No lies, mind you. Just a case of emphasizing certain angles, downplaying others. It was an article I could live with.
The only slip up – in the eyes of the Yugoslav Jews and Joint officials who read it later – was to quote an unnamed young woman as saying “Milosevic is a jerk” among her comments.
Too political, I was told later. Too dangerous.
Over the next couple of weeks, I wondered how the Jews in Macedonia were holding up. I’d visited them a year and a half earlier, and was impressed with how actively this small, tight-knit community – officially 190 members – was in preserving its identity, history and traditions.
However, early on in the Kosovo crisis, JTA had reported that eight university-age men from the community had fled to neighboring Sofia, Bulgaria. (Not true, I was later told.) And I’d been reading in the papers how the influx of Kosovo Albanians was exacerbating relations between the Macedonian majority and its own large, restive population of ethnic Albanians.
When I finally met Macedonia’s Jews a few days later, in mid-April, it was deja vu all over again. I’ll spare you all the details, but it was more linguistic acrobatics. I was free to ask them anything, they said, but they wouldn’t tell me everything. Again, the truth was too risky – it might rile the neighbors.
My meeting with community leaders was two hours of cat and mouse: I chiseled away for nuggets of information; they responded diplomatically, with grand but bland statements like “Jews have always shared the fate of the Macedonians.” Later, someone finally stumbled and admitted that the Bulgarian Jews in Sofia – like the Hungarian Jews in Budapest – had offered some sort of escape route, just in case.

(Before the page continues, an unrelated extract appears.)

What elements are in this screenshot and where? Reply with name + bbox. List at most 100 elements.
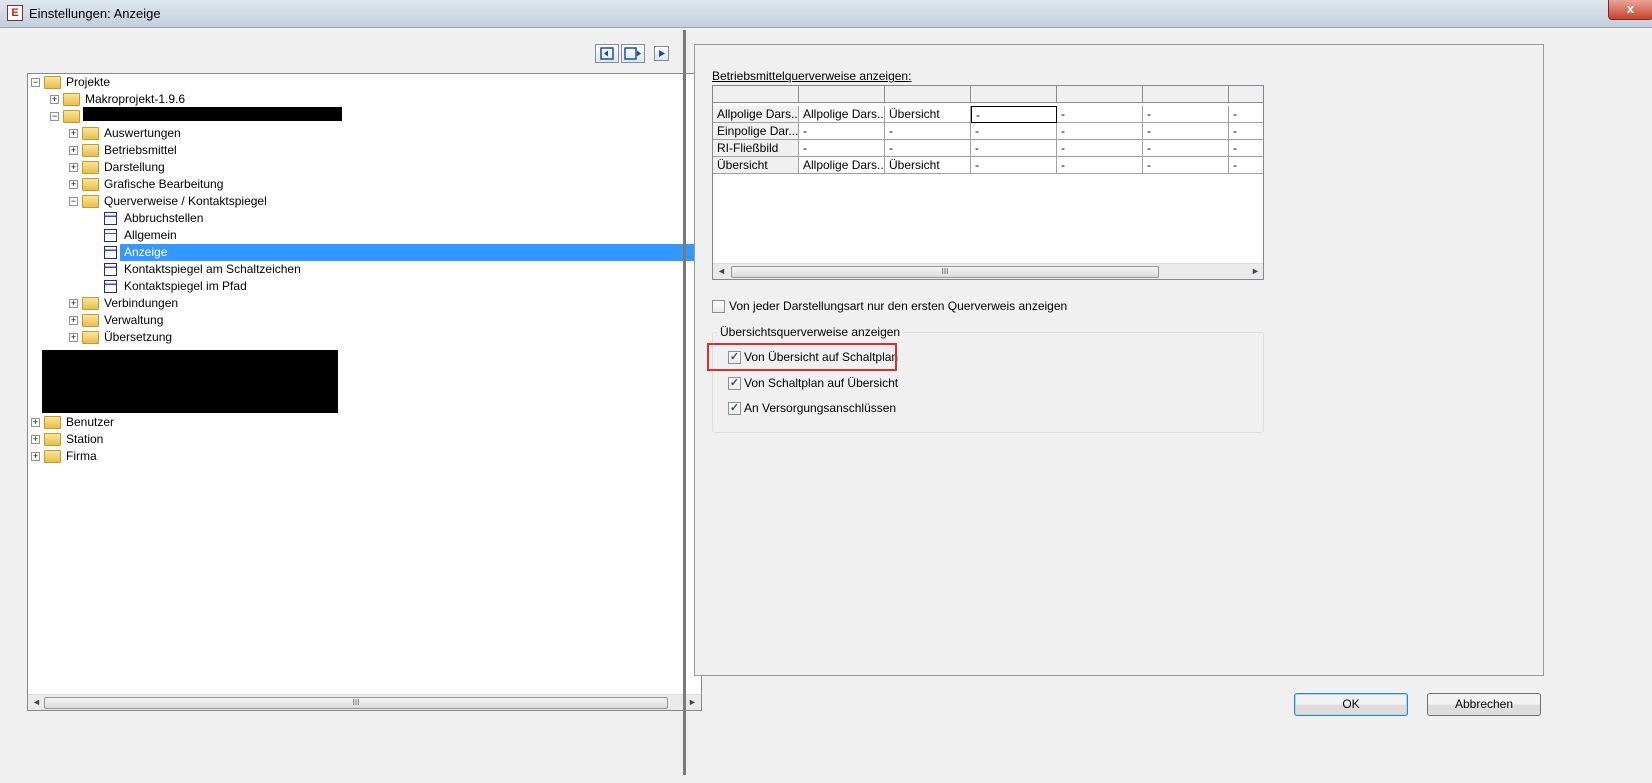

Today, it seems that offer may come in handy. Most people I spoke with during my week in Macedonia – Macedonians, Albanians, Jews and others – predicted that their country, too, was ripe for civil war. Tomorrow, perhaps, or in 10 years.
So that’s what I wrote for JTA.
What, then, are the lessons learned from these two experiences?
I still wrestle with the moral dimensions of the question: does publishing the truth serve the greater good? I think it does. Certainly, heeding grandma’s words, I don’t want to be the cause of harm to any hair on any head.
But in this case, writing that everything is honky-dory within Yugoslavia and Macedonia – for Jews or any other minority – only misleads the outside world. And sadly, it is the outside world that will be needed to resolve these conflict.
After living in Central Europe for six years, I’ve learned close-up about this Jewish tendency to avoid “making waves.” Yet it’s a hopeless Catch-22. A synagogue is vandalized, or a politician says something anti-Semitic. Rather than speak up — for fear of making it worse — they suffer in silence. Which means no one knows there’s a problem, so it happens again. I’d wager that if a reporter had asked the Hungarian Jews (my favorite example, for familial reasons), how they were doing in early 1944, I’d bet they would have responded — on the record — with an enthusiastic “Fine. No problem.”
Within a few months, of course, half a million were dead.
Today must be different.
Writing about the dilemma Yugoslav Jews face today – as of this writing, up to 500 have made their way to Budapest; some are considering aliya to Israel – has helped mobilize numerous international Jewish groups.
But more importantly, it illustrates the precarious situation confronting all minorities in the Balkans.
These conflicts are not simply about ethnic hatred between Serbs and Albanians, or Macedonians and Albanians. It is more the overall lack of respect for human rights, and a general lack of democratic tradition, culture and institutions.
Which is what spurred Western intervention in the first place – and will, hopefully, continue to do so in the future.